The action of the group $SL_3(\mathbb{F}_p)$ on the group $\mathbb{F}_p^3/\{0\}$

Question

Proof that the natural action of $SL_3(\mathbb{F}_p)$ on the group $\mathbb{F}_p^3/\{0\}$ is transitive action. ($\mathbb{F}_p$ is finite field of order p which is prime) Any clue?

Answer 1

1. Justify that for any integer $n$ and any field $K$, $e_1:=(1,0,...,0)$ and any $v\in K^n-\{0\}$ you can find $M\in GL_n(K)$ such that $Me_1=v$ (this is a linear algebra property).
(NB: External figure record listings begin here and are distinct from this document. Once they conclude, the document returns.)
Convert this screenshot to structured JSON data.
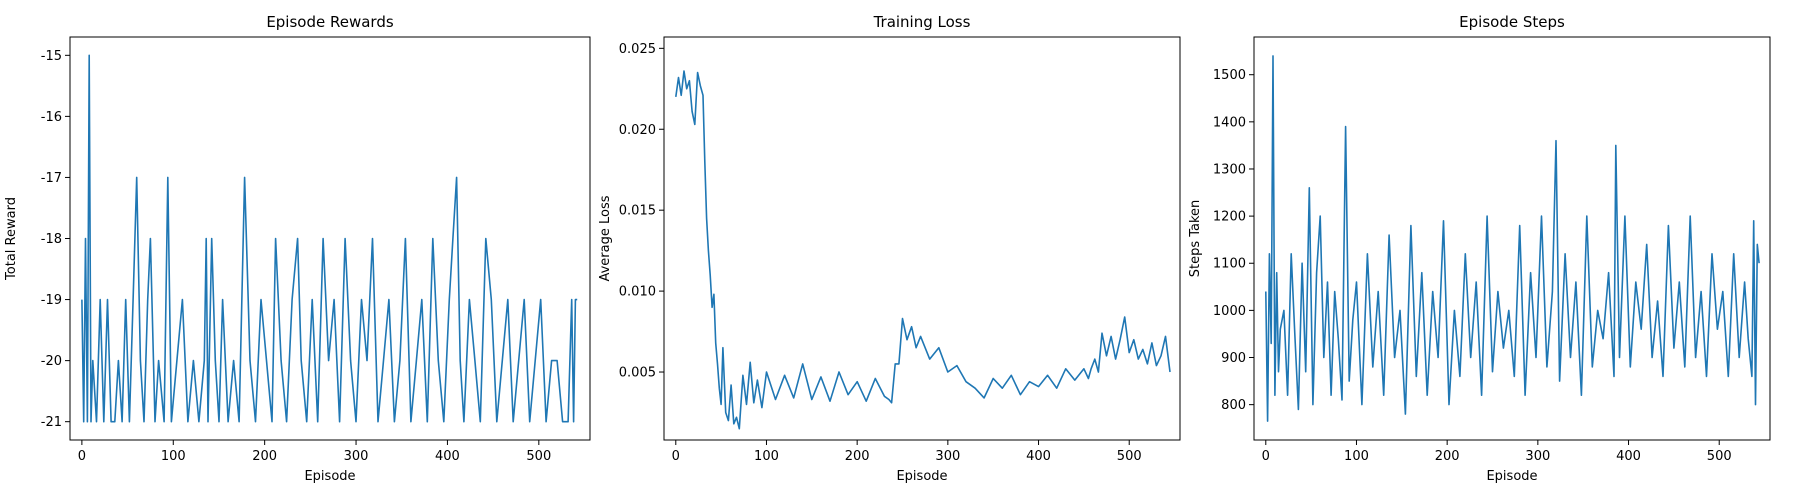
{
  "colors": {
    "series": "#1f77b4",
    "axis": "#000000"
  },
  "chart_data": [
    {
      "type": "line",
      "title": "Episode Rewards",
      "xlabel": "Episode",
      "ylabel": "Total Reward",
      "xlim": [
        -13,
        556
      ],
      "ylim": [
        -21.3,
        -14.7
      ],
      "xticks": [
        0,
        100,
        200,
        300,
        400,
        500
      ],
      "yticks": [
        -21,
        -20,
        -19,
        -18,
        -17,
        -16,
        -15
      ],
      "grid": false,
      "series": [
        {
          "x": [
            0,
            2,
            4,
            6,
            8,
            10,
            12,
            16,
            20,
            24,
            28,
            32,
            36,
            40,
            44,
            48,
            52,
            56,
            60,
            64,
            68,
            72,
            75,
            80,
            84,
            90,
            94,
            98,
            104,
            110,
            116,
            122,
            128,
            134,
            136,
            138,
            142,
            146,
            150,
            154,
            160,
            166,
            172,
            178,
            184,
            190,
            196,
            202,
            208,
            212,
            218,
            224,
            230,
            236,
            240,
            246,
            252,
            258,
            264,
            270,
            276,
            282,
            288,
            294,
            300,
            306,
            312,
            318,
            324,
            330,
            336,
            342,
            348,
            354,
            360,
            366,
            372,
            378,
            384,
            390,
            396,
            402,
            406,
            410,
            414,
            418,
            424,
            430,
            436,
            442,
            448,
            454,
            460,
            466,
            472,
            478,
            484,
            490,
            496,
            502,
            508,
            514,
            520,
            526,
            532,
            536,
            538,
            540,
            542
          ],
          "y": [
            -19,
            -21,
            -18,
            -21,
            -15,
            -21,
            -20,
            -21,
            -19,
            -21,
            -19,
            -21,
            -21,
            -20,
            -21,
            -19,
            -21,
            -19,
            -17,
            -20,
            -21,
            -19,
            -18,
            -21,
            -20,
            -21,
            -17,
            -21,
            -20,
            -19,
            -21,
            -20,
            -21,
            -20,
            -18,
            -21,
            -18,
            -20,
            -21,
            -19,
            -21,
            -20,
            -21,
            -17,
            -20,
            -21,
            -19,
            -20,
            -21,
            -18,
            -20,
            -21,
            -19,
            -18,
            -20,
            -21,
            -19,
            -21,
            -18,
            -20,
            -19,
            -21,
            -18,
            -20,
            -21,
            -19,
            -20,
            -18,
            -21,
            -20,
            -19,
            -21,
            -20,
            -18,
            -21,
            -20,
            -19,
            -21,
            -18,
            -20,
            -21,
            -19,
            -18,
            -17,
            -20,
            -21,
            -19,
            -20,
            -21,
            -18,
            -19,
            -21,
            -20,
            -19,
            -21,
            -20,
            -19,
            -21,
            -20,
            -19,
            -21,
            -20,
            -20,
            -21,
            -21,
            -19,
            -21,
            -19,
            -19
          ]
        }
      ]
    },
    {
      "type": "line",
      "title": "Training Loss",
      "xlabel": "Episode",
      "ylabel": "Average Loss",
      "xlim": [
        -13,
        556
      ],
      "ylim": [
        0.0008,
        0.0257
      ],
      "xticks": [
        0,
        100,
        200,
        300,
        400,
        500
      ],
      "yticks": [
        0.005,
        0.01,
        0.015,
        0.02,
        0.025
      ],
      "ytick_labels": [
        "0.005",
        "0.010",
        "0.015",
        "0.020",
        "0.025"
      ],
      "grid": false,
      "series": [
        {
          "x": [
            0,
            3,
            6,
            9,
            12,
            15,
            18,
            21,
            24,
            27,
            30,
            32,
            34,
            36,
            38,
            40,
            42,
            44,
            46,
            48,
            50,
            52,
            55,
            58,
            61,
            64,
            67,
            70,
            74,
            78,
            82,
            86,
            90,
            95,
            100,
            110,
            120,
            130,
            140,
            150,
            160,
            170,
            180,
            190,
            200,
            210,
            220,
            230,
            235,
            238,
            242,
            246,
            250,
            255,
            260,
            265,
            270,
            280,
            290,
            300,
            310,
            320,
            330,
            340,
            350,
            360,
            370,
            380,
            390,
            400,
            410,
            420,
            430,
            440,
            450,
            455,
            458,
            462,
            466,
            470,
            475,
            480,
            485,
            490,
            495,
            500,
            505,
            510,
            515,
            520,
            525,
            530,
            535,
            540,
            545
          ],
          "y": [
            0.022,
            0.0232,
            0.0221,
            0.0236,
            0.0225,
            0.023,
            0.0211,
            0.0203,
            0.0235,
            0.0227,
            0.0221,
            0.018,
            0.0145,
            0.0125,
            0.011,
            0.009,
            0.0098,
            0.0068,
            0.0055,
            0.004,
            0.003,
            0.0065,
            0.0025,
            0.002,
            0.0042,
            0.0018,
            0.0022,
            0.0015,
            0.0048,
            0.003,
            0.0056,
            0.0031,
            0.0045,
            0.0028,
            0.005,
            0.0033,
            0.0048,
            0.0034,
            0.0055,
            0.0033,
            0.0047,
            0.0032,
            0.005,
            0.0036,
            0.0044,
            0.0032,
            0.0046,
            0.0035,
            0.0033,
            0.0031,
            0.0055,
            0.0055,
            0.0083,
            0.007,
            0.0078,
            0.0065,
            0.0072,
            0.0058,
            0.0065,
            0.005,
            0.0054,
            0.0044,
            0.004,
            0.0034,
            0.0046,
            0.004,
            0.0048,
            0.0036,
            0.0044,
            0.0041,
            0.0048,
            0.004,
            0.0052,
            0.0045,
            0.0052,
            0.0046,
            0.0052,
            0.0058,
            0.005,
            0.0074,
            0.006,
            0.0072,
            0.0058,
            0.007,
            0.0084,
            0.0062,
            0.007,
            0.0058,
            0.0064,
            0.0055,
            0.0068,
            0.0054,
            0.006,
            0.0072,
            0.005
          ]
        }
      ]
    },
    {
      "type": "line",
      "title": "Episode Steps",
      "xlabel": "Episode",
      "ylabel": "Steps Taken",
      "xlim": [
        -13,
        556
      ],
      "ylim": [
        725,
        1580
      ],
      "xticks": [
        0,
        100,
        200,
        300,
        400,
        500
      ],
      "yticks": [
        800,
        900,
        1000,
        1100,
        1200,
        1300,
        1400,
        1500
      ],
      "grid": false,
      "series": [
        {
          "x": [
            0,
            2,
            4,
            6,
            8,
            10,
            12,
            14,
            16,
            20,
            24,
            28,
            32,
            36,
            40,
            44,
            48,
            52,
            56,
            60,
            64,
            68,
            72,
            76,
            80,
            84,
            88,
            92,
            96,
            100,
            106,
            112,
            118,
            124,
            130,
            136,
            142,
            148,
            154,
            160,
            166,
            172,
            178,
            184,
            190,
            196,
            202,
            208,
            214,
            220,
            226,
            232,
            238,
            244,
            250,
            256,
            262,
            268,
            274,
            280,
            286,
            292,
            298,
            304,
            310,
            316,
            320,
            324,
            330,
            336,
            342,
            348,
            354,
            360,
            366,
            372,
            378,
            384,
            386,
            390,
            396,
            402,
            408,
            414,
            420,
            426,
            432,
            438,
            444,
            450,
            456,
            462,
            468,
            474,
            480,
            486,
            492,
            498,
            504,
            510,
            516,
            522,
            528,
            532,
            536,
            538,
            540,
            542,
            544
          ],
          "y": [
            1040,
            765,
            1120,
            930,
            1540,
            820,
            1080,
            870,
            960,
            1000,
            820,
            1120,
            950,
            790,
            1100,
            870,
            1260,
            800,
            1080,
            1200,
            900,
            1060,
            820,
            1040,
            940,
            810,
            1390,
            850,
            980,
            1060,
            800,
            1120,
            880,
            1040,
            820,
            1160,
            900,
            1000,
            780,
            1180,
            860,
            1080,
            820,
            1040,
            900,
            1190,
            800,
            1000,
            860,
            1120,
            900,
            1060,
            820,
            1200,
            870,
            1040,
            920,
            1000,
            860,
            1180,
            820,
            1080,
            900,
            1200,
            880,
            1040,
            1360,
            850,
            1120,
            900,
            1060,
            820,
            1200,
            880,
            1000,
            940,
            1080,
            860,
            1350,
            900,
            1200,
            880,
            1060,
            960,
            1140,
            900,
            1020,
            860,
            1180,
            920,
            1060,
            880,
            1200,
            900,
            1040,
            860,
            1120,
            960,
            1040,
            860,
            1120,
            900,
            1060,
            940,
            860,
            1190,
            800,
            1140,
            1100
          ]
        }
      ]
    }
  ]
}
2. Let $n\geq 2$. By multipliying $M$ by a well chosen matrix show that you can find $M'\in SL_n(K)$ such that $Me_1=v$ (your matrix will be diagonal with a lot of $1$'s).

Answer 2

Note if the matrix is 3x3, let the elements in its first column be $a_1$,$a_2$,$a_3$, and all other entries be 0 then it acts on (1,0,0) and sends it to ($a_1$,$a_2$,$a_3$). Now consider the matrix with the first elements in its first row as $(a_1)^{-1}$. And other entries being 0. It will send ($a_1$,$a_2$,$a_3$) in $F^3$\ {0} to (1,0,0). Hence using (1,0,0) as the intermediate, in $F^3$\ {0}, and suitable matrices in $M_3(F_p)$, we can send any vector ($a_1$,$a_2$,$a_3$) to any other vector ($b_1$,$b_2$,$b_3$). Hence the action is transitive. Now the matrix that sends (1,0,0) to ($a_1$,$a_2$,$a_3$) is with determinant 0 so it isn't in $SL_n(F_p)$. So to bring it in $SL_n(F_p)$, replace the zero entries in the above matrices with suitable elements from field to make the determinant 1, ensuring it still acts the same way.